Today I continue my discussion of Google’s Webmaster Guidelines and what they mean to making sure your site is search engine (in this case Google) friendly. While the guidelines discussed in the previous newsletter were aimed at how your site is constructed, the guidelines we’ll be discussing today are geared more towards search engine optimization issues. The Guidelines, as presented by Google are in bold with my comments following.
What the average person does not usually know is that the search engine spiders do not necessarily see the same things that the visitor sees. When viewing a site through a browser you see a rendering of the search code into a visible format. The search engines simply see the code and then index what they feel is relevant content. Coded elements that search engines cannot read are not indexed and therefore not counted toward site relevance for your important keywords.
Using a text browser or Lynx viewer, you can see your site as the search engines do. If something is important but does not show up in the text browser, you may want to consider other ways to present that information to the viewer.
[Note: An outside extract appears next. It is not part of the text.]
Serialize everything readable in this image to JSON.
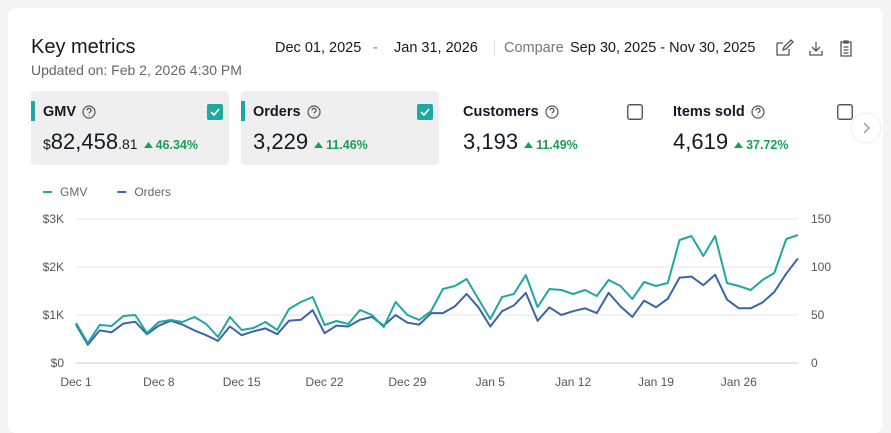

Allow search bots to crawl your sites without session ID’s or arguments that track their path through the site. These techniques are useful for tracking individual user behavior, but the access pattern of bots is entirely different. Using these techniques may result in incomplete indexing of your site, as bots may not be able to eliminate URLs that look different but actually point to the same page.
When session IDs are required for viewing a site, each visitor is given a unique URL even when viewing the exact same page. Search engines index sites by going from one URL to another. If the search engine is given a session ID when indexing your site, the next time it visits it will get an entirely different session ID, causing the same “page” to be fed to the search engine through a differing URL. This can cause search engines to believe that you have many duplicate pages on your site. That can be a big problem as search engines penalize sites that feed them multiple pages with the same content.
Allowing users to session IDs is OK and often times necessary, however you’ll want to make sure that the search engines are not forced to do the same.
Make sure your web server supports the If-Modified-Since HTTP header. This feature allows your web server to tell Google whether your content has changed since we last crawled your site. Supporting this feature saves you bandwidth and overhead.
Depending on your web host agreement, if you go over your allotted bandwidth your site either gets shut down, not allowing any viewers or spiders to see your site and/or you get charged additional fees for exceeding your allotted bandwidth. If your server can communicate with the search spider and tell it that your pages has not been updated since it’s last visit, the spider can simply move on to other pages of your site and get to pages with new, changed or recently updated content, rather than spending time getting information it already has.
Make use of the robots.txt file on your web server. This file tells crawlers which directories can or cannot be crawled. Make sure it’s current for your site so that you don’t accidentally block the Googlebot crawler.
Robots.txt files are useful for blocking search engines from indexing files that you simply don’t want made public on the internet. If you are worried about somebody stealing your images, you can block them from Google’s image search.
Unfortunately, this file only applies to search engine spiders so blocking that content from indexing won’t block it from visitors who know how to look around and get access to this information.
If your company buys a content management system, make sure that the system can export your content so that search engine spiders can crawl your site.